Por más fuerte que pedaleo, no consigo ir rápido. La bici es lenta como una matrona. Llego a la próxima estación y todo está lleno, otra vez. Tengo la cabeza húmeda del sudor. Estoy a un paso del Mediterráneo, ¡qué ganas de un chapuzón! Pasa un africano, me dice guapa. Lo ignoro. Abro el mapa donde están las estaciones de bicis. Veo que por la avenida del Puerto, la más larga de Valencia, hay varias. Giro a la derecha, y avanzo varias cuadras hasta que llego a la intersección de la calle de Eugenia Viñes con la avenida. Ahí hay otra estación de Valenbici, ¡nada! ¡ni un puto puesto libre! A la playa se van acercando manadas de estudiantes borrachos en bicis como la mía. Pienso que ellos deben haber desocupado un lugar. Tomo aliento y avanzo por el carril bici de la avenida. Dos kilómetros más allá veo otra estación ¡todo lleno! ¡Maldita sea, no puede ser! Intento no pensar. Pedaleo intentando no sentir el dolor de las piernas ni el dolor que tendré por pagar la multa. Las calles están desoladas. Veo el reloj, son las cuatro menos cuarto. Un tipo me grita guapa desde un auto. No me siento guapa, me siento asquerosa, empapada en sudor y con ganas de matar a alguien. Odio Valenbici, odio al Ayuntamiento, odio Valencia y sus bicicletas que pesan como una ballena. Dos kilómetros, otra estación ocupada. Dos kilómetros más, y otra estación ocupada. Empiezo a creer que esto es una pesadilla, que estaré pedaleando hasta que salga el sol y que jamás hallaré un lugar.

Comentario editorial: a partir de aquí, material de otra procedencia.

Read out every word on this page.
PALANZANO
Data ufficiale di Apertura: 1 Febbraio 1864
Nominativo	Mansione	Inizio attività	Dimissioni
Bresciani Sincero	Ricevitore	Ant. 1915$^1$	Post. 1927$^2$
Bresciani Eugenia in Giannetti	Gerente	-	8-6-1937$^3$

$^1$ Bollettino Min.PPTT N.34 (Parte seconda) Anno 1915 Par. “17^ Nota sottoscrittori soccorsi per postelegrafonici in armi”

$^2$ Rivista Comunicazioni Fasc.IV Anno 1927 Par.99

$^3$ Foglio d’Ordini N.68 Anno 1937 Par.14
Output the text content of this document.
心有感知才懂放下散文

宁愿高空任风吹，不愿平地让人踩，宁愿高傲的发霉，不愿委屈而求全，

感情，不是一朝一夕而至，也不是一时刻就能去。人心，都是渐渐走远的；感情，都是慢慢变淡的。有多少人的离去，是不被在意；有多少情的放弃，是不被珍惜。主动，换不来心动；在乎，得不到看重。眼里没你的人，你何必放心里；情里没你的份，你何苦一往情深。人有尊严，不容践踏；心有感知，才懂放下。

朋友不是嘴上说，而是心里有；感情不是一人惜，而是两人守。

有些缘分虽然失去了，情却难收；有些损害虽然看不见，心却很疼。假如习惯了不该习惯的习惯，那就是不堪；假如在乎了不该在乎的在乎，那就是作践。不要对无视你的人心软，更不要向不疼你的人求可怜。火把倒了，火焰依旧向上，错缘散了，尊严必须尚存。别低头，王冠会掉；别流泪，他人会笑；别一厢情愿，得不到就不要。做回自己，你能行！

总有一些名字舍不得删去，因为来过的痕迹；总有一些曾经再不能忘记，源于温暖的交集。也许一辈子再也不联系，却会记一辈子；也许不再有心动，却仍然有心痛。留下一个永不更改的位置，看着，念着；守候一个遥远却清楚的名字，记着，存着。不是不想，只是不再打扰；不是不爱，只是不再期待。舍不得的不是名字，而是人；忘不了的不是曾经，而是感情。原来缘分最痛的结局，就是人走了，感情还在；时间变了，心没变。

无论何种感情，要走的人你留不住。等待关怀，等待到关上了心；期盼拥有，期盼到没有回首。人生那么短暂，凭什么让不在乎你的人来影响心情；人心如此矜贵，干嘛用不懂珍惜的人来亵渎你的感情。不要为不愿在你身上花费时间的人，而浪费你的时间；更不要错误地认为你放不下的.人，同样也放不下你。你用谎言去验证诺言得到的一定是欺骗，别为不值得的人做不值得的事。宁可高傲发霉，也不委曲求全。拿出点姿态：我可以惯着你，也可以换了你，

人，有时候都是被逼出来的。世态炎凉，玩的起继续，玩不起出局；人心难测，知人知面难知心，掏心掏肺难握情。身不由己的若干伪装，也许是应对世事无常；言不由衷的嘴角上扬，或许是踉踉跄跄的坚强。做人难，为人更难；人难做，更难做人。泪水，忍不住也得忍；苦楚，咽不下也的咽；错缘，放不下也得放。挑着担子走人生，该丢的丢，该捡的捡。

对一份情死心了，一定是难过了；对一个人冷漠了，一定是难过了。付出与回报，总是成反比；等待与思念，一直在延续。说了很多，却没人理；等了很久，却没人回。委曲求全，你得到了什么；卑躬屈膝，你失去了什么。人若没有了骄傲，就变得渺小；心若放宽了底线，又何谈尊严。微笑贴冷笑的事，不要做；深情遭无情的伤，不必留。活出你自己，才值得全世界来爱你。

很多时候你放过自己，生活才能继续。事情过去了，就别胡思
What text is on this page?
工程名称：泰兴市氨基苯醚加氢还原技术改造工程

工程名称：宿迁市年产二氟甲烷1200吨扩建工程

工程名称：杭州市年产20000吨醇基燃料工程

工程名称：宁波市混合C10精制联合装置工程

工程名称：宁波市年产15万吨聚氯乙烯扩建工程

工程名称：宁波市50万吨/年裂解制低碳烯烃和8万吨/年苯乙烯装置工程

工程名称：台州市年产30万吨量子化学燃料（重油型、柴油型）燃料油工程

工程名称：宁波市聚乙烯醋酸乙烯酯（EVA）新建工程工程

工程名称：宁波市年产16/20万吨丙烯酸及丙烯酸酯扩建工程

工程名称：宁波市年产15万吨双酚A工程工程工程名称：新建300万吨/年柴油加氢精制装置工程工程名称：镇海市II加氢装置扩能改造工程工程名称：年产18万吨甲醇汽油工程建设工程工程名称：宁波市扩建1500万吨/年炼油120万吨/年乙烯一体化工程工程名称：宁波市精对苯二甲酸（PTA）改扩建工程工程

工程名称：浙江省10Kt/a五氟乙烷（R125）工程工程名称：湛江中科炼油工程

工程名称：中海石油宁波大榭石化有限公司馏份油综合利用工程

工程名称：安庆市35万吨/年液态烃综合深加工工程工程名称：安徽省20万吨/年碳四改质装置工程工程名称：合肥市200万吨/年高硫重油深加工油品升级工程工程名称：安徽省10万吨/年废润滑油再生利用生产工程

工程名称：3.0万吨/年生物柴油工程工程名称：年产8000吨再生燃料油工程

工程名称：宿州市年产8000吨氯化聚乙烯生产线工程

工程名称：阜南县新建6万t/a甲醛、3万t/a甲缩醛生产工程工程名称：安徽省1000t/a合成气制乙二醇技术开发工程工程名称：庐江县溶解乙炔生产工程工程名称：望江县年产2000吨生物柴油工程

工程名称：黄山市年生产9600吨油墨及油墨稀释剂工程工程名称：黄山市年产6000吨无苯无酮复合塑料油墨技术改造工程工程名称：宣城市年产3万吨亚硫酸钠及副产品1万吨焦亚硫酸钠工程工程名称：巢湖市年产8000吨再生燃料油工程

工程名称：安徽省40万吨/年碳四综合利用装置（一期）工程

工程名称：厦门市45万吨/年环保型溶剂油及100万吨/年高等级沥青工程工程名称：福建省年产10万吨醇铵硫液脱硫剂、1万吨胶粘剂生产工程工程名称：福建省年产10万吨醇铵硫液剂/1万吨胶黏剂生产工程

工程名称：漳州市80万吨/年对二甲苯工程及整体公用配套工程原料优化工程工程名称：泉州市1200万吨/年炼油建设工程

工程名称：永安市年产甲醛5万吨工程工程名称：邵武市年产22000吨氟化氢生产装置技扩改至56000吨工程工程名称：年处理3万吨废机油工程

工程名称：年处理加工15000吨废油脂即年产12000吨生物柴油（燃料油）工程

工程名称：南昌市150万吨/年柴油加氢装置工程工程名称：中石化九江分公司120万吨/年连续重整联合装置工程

Estoy llegando al fin de la avenida, casi a la plaza de Zagagoza. He pedaleado este monstruo por hora y media, desde que salí de Benimaclet. Pienso en dejar tirada la bici, tomar un taxi y olvidarme de todo. Pero, si hago eso, tendré una deuda gorda con el Ayuntamiento. Y no quiero. Me paro, respiro, vuelvo a pedalear, hasta que ¡al fin! aparece una hilera de bicis con cuatro puestos libres. Madre de Dios, bendita seas. Me bajo de la bici como si fuese un jinete que ha llegado a su destino. Me tiemblan las piernas. La engancho, paso la tarjeta por la pantallita luminosa, camino, saco la mano, paro un taxi. El sudor me cae a goterones, estoy empapada y contenta. El taxista es un paquistaní. ¡Qué bien hueles!, me dice apenas subo. Apesto a caballo, le contesto. Apestas muy bien, ¿vienes de fiesta?

Cuando llego a casa, Sergi, está petrificado delante de la computadora. Son casi las cinco de la madrugada.

¿Qué haces despierto?– le pregunto.

Leo una noticia – me dice impávido.

¡No sabes lo que me acaba de pasar! – le digo y empiezo el cuento en Benimaclet a las diez de la noche con Guillermo, y termino con el paquistaní. Él ni se inmuta.

Mataron a puñaladas a un chico que primero fue mi amigo y después mi enemigo en Barcelona, era un poeta. Acabo de leer la noticia en el Levante – me dice consternado. Al parecer, no escuchó nada de lo que dije.

¡Dios mío! ¿Y sabes por qué lo mataron? –

Dicen que fue por robarle la bici –.

Relato publicado en la revista Mundo Diners, junio 2012.